Pat relays his pride in brother Doug’s education and subsequent teaching career, as their childhood experience hadn’t prompted much thought in that direction. “I tried to put into their (younger siblings) minds this notion of education, as our family… didn’t have those ideas — We were hillbillies,” Doug clarified gleefully.
The Carney brothers are equal parts poetic and pragmatic in their descriptions of their families’ trials. Their childhoods colored by the Great Depression, they still speak with gravity of such lean days.
“Our father was a hobo. He had to leave Ohio for California while Mother was pregnant, he set off looking for work,” Doug said.
Pat mirrors Doug’s tenderness, offering, “I can still remember the impact of the day he returned.”
These are men who lean forward while dissecting politics, in a sort of strategic huddle.

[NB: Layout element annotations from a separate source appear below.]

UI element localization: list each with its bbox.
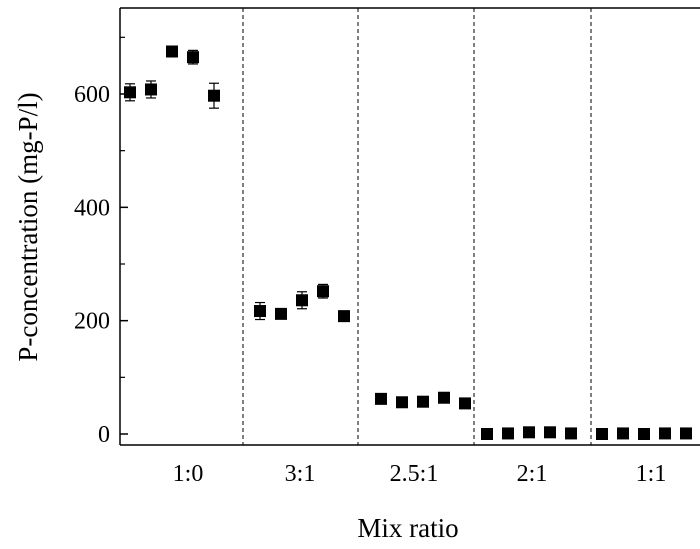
data-point [596,428,608,440]
x-tick-label: 2.5:1 [390,461,439,487]
square-marker [396,396,408,409]
square-marker [596,428,608,440]
data-point [459,397,471,410]
data-point [375,392,387,405]
data-point [638,428,650,440]
data-point [417,395,429,408]
data-point [617,427,629,440]
data-point [338,310,350,323]
data-point [438,391,450,404]
square-marker [565,427,577,440]
data-point [254,301,266,321]
data-point [396,396,408,409]
data-point [502,427,514,440]
data-point [680,427,692,440]
data-point [659,427,671,440]
square-marker [275,307,287,320]
x-axis-label: Mix ratio [357,513,458,543]
x-tick-label: 1:0 [173,461,204,487]
x-tick-label: 3:1 [285,461,316,487]
category-separators [242,8,592,445]
data-point [544,426,556,439]
y-axis-ticks: 0 200 400 600 [74,36,128,448]
square-marker [145,83,157,96]
square-marker [659,427,671,440]
square-marker [317,285,329,298]
data-point [565,427,577,440]
data-point [208,82,220,109]
square-marker [375,392,387,405]
x-tick-label: 1:1 [636,461,667,487]
data-point [124,83,136,102]
square-marker [254,305,266,318]
plot-frame [119,7,700,446]
square-marker [438,391,450,404]
x-tick-label: 2:1 [517,461,548,487]
data-point [296,291,308,310]
square-marker [124,86,136,99]
data-markers [124,45,692,440]
square-marker [680,427,692,440]
data-point [145,80,157,99]
square-marker [502,427,514,440]
square-marker [481,428,493,440]
data-point [166,45,178,58]
square-marker [617,427,629,440]
square-marker [638,428,650,440]
square-marker [459,397,471,410]
y-axis-label: P-concentration (mg-P/l) [13,92,43,361]
data-point [481,428,493,440]
square-marker [166,45,178,58]
square-marker [544,426,556,439]
data-point [187,49,199,65]
square-marker [417,395,429,408]
square-marker [208,89,220,102]
square-marker [523,426,535,439]
data-point [523,426,535,439]
y-tick-label: 600 [74,82,110,108]
square-marker [338,310,350,323]
square-marker [187,51,199,64]
square-marker [296,294,308,307]
y-tick-label: 400 [74,195,110,221]
data-point [317,283,329,299]
y-tick-label: 0 [98,422,110,448]
x-axis-ticks: 1:0 3:1 2.5:1 2:1 1:1 [173,461,667,487]
y-tick-label: 200 [74,309,110,335]
data-point [275,307,287,320]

When it comes to family stories, both tend to recline, as if the memories are washing over them. Particular achievements bring a chuckle or beaming sigh. Says Doug of daughter Michelle Overstreet’s MyHouse MatSu project, which has become the premier force for local intervention with at-risk youth, “The lesson there is, don’t tell a Carney they can’t do something.” The independent non-profit is now in its sixth year, outlasting naysayers who decreed it unsustainable.
Doug and his wife Florene have raised three children and retired from local teaching together. They now cultivate their shared love of botany with Snowfire Gardens, an outdoor events venue along Fairview Loop which is booked solid with weddings and other summertime celebrations. He summarizes Wasilla and its surrounding area as “a great place to grow up, excellent place to raise a family.”
Pat checks the time, revealing a wristwatch held together by duct-tape before climbing into his powder blue BMW. Pat reports that he walks a minimum of a mile each day, crediting an acupuncturist with turning his attention to natural remedies for the common ailments which come with age.
As we part ways, he gestures up Lucile Street and describes the roads he has built and still maintains, allowing access to Bald Mountain recreation. The pristine setting he has enjoyed for nearly seventy years is now often overrun with ATV and shooting range traffic. He has considered erecting barricades or somehow blocking traffic.
Pat sets off for his daily mile with a most diplomatic analysis of modern Wasilla where it visits his backyard: “I didn’t come here to put up signs.”